Exterior stone, brick or metal. If your house has orange-tinted bricks, it will look good with warm tones, whereas rose-tinted bricks will look better with cool tones. Ornamental wrought iron can be tied into the scheme by repeating its black or rusted tones on shutters or trim.

Vinyl windows or siding. Remember whitewall tires? Your house might end up with that look if you paint it a deep color and the windows are white vinyl, Helmer says.

If you have vinyl siding, don't think you can't change the color scheme. Richardson color-styled her sister's home, which had light yellow siding.

"I made the trim - the corner trim and the window trim - a darker, more subtle shade of yellow and painted the door gloss black and the shutters a purply eggplant," she says.
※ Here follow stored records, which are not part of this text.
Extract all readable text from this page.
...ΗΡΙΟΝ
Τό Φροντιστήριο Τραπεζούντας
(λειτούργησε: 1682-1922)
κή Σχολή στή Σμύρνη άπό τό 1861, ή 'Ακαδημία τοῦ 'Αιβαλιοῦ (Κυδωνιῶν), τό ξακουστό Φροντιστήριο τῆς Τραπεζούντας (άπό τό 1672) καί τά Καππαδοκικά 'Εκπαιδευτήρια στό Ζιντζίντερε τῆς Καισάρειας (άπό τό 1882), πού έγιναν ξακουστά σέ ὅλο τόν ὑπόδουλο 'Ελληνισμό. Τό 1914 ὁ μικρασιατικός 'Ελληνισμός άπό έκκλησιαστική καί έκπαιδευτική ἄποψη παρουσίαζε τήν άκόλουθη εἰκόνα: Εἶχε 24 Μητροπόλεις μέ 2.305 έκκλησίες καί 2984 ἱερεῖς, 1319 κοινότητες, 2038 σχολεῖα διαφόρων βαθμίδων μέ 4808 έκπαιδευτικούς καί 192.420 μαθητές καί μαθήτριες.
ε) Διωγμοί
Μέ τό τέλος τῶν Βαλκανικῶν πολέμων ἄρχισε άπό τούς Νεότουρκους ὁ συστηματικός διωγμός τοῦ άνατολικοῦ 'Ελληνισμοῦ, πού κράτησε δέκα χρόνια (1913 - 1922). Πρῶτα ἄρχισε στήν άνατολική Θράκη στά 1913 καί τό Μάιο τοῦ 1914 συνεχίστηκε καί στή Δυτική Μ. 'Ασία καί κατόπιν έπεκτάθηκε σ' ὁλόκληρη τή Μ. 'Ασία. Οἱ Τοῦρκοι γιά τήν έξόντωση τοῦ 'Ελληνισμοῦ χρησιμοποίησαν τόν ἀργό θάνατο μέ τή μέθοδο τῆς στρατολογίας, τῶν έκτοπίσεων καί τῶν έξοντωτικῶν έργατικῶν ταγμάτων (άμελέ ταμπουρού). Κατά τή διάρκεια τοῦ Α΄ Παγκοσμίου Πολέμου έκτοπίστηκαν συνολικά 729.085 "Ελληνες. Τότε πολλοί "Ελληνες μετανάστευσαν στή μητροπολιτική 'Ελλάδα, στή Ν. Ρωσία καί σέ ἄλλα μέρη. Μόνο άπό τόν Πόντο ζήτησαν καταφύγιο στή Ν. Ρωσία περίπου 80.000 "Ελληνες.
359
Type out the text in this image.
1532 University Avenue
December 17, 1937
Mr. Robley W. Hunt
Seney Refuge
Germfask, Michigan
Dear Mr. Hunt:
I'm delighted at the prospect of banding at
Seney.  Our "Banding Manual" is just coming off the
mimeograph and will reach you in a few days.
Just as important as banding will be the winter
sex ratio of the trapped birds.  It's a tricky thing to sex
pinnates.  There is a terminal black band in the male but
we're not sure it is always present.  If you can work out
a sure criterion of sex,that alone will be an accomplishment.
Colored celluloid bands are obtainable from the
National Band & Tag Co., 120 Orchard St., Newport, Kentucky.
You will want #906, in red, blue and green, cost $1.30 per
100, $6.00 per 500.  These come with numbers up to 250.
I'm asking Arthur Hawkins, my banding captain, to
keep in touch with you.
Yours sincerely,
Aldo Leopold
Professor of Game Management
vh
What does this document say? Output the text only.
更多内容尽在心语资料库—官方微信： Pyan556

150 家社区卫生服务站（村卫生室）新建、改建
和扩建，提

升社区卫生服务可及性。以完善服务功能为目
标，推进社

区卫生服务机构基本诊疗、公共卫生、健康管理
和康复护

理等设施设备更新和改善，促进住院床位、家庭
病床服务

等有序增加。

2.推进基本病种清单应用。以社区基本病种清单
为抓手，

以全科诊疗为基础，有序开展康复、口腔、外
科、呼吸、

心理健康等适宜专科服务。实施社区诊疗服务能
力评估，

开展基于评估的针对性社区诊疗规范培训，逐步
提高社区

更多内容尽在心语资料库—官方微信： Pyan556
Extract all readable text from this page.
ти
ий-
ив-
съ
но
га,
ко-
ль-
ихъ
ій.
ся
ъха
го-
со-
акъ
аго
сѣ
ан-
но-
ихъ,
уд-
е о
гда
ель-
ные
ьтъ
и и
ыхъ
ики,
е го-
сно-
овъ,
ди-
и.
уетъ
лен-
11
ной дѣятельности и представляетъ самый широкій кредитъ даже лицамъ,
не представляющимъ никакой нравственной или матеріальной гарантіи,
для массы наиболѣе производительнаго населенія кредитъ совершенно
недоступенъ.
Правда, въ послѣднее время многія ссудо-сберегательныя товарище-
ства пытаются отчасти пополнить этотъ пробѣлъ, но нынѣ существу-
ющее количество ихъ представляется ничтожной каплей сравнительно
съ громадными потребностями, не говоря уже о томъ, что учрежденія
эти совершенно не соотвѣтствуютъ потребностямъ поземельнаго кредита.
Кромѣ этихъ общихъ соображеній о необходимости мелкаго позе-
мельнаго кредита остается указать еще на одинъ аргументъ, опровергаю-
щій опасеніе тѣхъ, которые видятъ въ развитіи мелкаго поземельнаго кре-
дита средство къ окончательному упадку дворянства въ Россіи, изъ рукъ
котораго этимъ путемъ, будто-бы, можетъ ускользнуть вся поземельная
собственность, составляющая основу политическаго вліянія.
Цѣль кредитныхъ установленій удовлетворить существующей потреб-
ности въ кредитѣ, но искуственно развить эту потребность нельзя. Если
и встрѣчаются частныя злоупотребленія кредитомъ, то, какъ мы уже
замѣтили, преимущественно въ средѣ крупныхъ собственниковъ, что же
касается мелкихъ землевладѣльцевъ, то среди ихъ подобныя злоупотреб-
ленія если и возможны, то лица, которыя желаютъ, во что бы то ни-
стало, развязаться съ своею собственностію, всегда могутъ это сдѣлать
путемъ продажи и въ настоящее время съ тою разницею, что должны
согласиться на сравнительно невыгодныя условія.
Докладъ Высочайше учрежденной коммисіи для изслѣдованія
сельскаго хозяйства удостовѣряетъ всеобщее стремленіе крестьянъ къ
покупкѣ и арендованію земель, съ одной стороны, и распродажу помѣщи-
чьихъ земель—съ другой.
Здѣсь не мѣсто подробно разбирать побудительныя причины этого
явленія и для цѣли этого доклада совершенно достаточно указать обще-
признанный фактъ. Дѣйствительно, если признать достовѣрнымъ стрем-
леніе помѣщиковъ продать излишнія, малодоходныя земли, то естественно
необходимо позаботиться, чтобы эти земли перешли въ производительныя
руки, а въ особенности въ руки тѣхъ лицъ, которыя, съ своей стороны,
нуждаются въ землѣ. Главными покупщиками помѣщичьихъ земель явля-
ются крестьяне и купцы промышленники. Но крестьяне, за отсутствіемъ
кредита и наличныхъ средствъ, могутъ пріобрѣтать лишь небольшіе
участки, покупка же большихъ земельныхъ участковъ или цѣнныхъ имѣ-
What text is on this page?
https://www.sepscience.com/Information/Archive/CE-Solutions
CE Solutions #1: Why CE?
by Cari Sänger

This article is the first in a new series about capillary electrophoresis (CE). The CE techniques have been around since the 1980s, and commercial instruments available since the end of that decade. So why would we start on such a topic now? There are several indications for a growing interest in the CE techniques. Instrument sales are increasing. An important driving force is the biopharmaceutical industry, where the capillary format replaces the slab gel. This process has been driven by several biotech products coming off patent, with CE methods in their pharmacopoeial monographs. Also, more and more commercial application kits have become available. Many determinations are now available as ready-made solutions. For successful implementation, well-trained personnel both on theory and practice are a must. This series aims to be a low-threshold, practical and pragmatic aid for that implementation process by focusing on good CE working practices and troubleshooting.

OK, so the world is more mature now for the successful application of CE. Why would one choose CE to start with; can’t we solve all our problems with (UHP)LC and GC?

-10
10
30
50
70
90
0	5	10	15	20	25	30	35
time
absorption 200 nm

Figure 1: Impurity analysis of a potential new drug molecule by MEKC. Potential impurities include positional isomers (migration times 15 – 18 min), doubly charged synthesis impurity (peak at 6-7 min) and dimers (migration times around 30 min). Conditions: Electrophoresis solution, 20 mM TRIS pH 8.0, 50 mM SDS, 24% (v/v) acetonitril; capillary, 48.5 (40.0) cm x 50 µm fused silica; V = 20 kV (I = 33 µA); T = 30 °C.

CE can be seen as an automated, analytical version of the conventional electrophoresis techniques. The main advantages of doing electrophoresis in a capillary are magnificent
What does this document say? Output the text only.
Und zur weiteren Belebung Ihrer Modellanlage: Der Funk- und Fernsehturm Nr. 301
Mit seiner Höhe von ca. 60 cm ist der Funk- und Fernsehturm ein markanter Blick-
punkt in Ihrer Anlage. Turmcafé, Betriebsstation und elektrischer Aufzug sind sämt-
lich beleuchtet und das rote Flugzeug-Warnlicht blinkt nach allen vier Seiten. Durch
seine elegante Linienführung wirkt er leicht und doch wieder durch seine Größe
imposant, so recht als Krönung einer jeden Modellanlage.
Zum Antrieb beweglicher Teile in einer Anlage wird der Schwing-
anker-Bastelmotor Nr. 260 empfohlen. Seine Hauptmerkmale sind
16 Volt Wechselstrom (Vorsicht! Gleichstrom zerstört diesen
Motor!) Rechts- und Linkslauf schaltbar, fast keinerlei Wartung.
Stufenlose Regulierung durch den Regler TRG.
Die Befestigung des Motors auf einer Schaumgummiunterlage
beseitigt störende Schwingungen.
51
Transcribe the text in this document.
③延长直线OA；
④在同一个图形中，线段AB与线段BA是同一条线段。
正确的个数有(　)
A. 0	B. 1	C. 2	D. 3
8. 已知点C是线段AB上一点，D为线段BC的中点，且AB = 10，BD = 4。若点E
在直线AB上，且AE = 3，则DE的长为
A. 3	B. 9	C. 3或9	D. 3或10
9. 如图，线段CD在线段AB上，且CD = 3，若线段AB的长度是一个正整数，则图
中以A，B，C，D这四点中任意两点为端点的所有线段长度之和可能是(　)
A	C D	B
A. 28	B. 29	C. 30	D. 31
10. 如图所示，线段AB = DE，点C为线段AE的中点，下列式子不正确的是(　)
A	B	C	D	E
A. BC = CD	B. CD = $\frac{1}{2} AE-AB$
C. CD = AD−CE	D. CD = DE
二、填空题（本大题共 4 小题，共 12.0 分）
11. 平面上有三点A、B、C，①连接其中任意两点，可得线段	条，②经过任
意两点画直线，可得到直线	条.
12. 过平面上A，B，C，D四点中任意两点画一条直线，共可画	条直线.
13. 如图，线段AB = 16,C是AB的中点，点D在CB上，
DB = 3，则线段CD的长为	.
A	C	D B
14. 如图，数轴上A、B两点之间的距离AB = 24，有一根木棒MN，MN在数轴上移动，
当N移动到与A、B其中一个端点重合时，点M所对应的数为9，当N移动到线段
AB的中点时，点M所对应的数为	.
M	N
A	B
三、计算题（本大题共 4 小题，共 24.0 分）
The landscape. Just as the wrong-color shoes or scarf can wreck the look of a coordinated suit, the wrong flowers or landscape plantings can detract from your home's paint scheme. Burgundy-leaved shrubbery would look ghastly against a yellowish-green house, for example.

When Richardson color-styled her sister's home, she pulled out all the red flowers and replaced them with yellow, purple and green plantings.

"The reds were killing it," she says.

Neighboring homes. Color experts agree that your home's paint should neither clash with nor match the houses to the left and right.

For most people, it's very difficult to pick out pleasing colors from thousands of possibilities. Paint companies spend a lot of money hiring people like Josette Buisson, artistic director for Pittsburgh Paints, to develop color combinations based on prevailing color trends and science.

It makes sense to take advantage of that free design assistance rather than trying to coordinate colors yourself.

"To start from scratch is too hard; people don't have enough time," Buisson says.

Painter Bill Ruisinger has seen plenty of near and actual color-picking disasters.

"A lot of times, people wait until the last minute and then rush through it. They think it's going to be easy, but it's not," Ruisinger says.

"We book two months in advance. People have plenty of time to figure it out, but they don't. If I have to repaint it six months later, that's a $2,000 mistake."

Paint companies offer color-selection tools on their Web sites.

For example, at, you click on "For Your Home," then "Personal Color Viewer," then "Let's Paint," then "Home Exterior." Next, select from the 14 home styles presented the one that most resembles yours and click on "Save/Load Combinations" to view up to 57 color combos.

The selection process is similar at and Pittsburgh Paints'

Richardson, of ICI Paints/Glidden, says some popular exterior-paint colors are trending in these directions for 2007 and 2008:

Yellows are deep and rich, crossing over into gold.

Oranges are rusty and earthy.

Reds are very toned down and sophisticated.

Blues have loads of gray in them (pastel blues only work in southern Florida).

Greens are moving toward deeper mid-tones with a touch of yellow to keep them from being too blue.

Browns are getting darker and richer; brown is the new taupe.

Grays have a lot of depth; if they are too light, they look dirty.

Experts see several mistakes in exterior-paint selection over and over again - such as using a color that's just too bright.

The more complex a paint color is, meaning the more different colors it contains, the better. Never use colors that are very pure or that have a high intensity, the experts say.

When painting garage doors, don't make them more prominent than the front door. Paint them the same color as the house if they aren't architecturally beautiful.

And remember: Neutral isn't always so neutral. A color that looks beige on a paint card might look pink or orange on your house. Always test a color by painting a large piece of poster board and propping it against the house. Be sure to view it at different times of the day.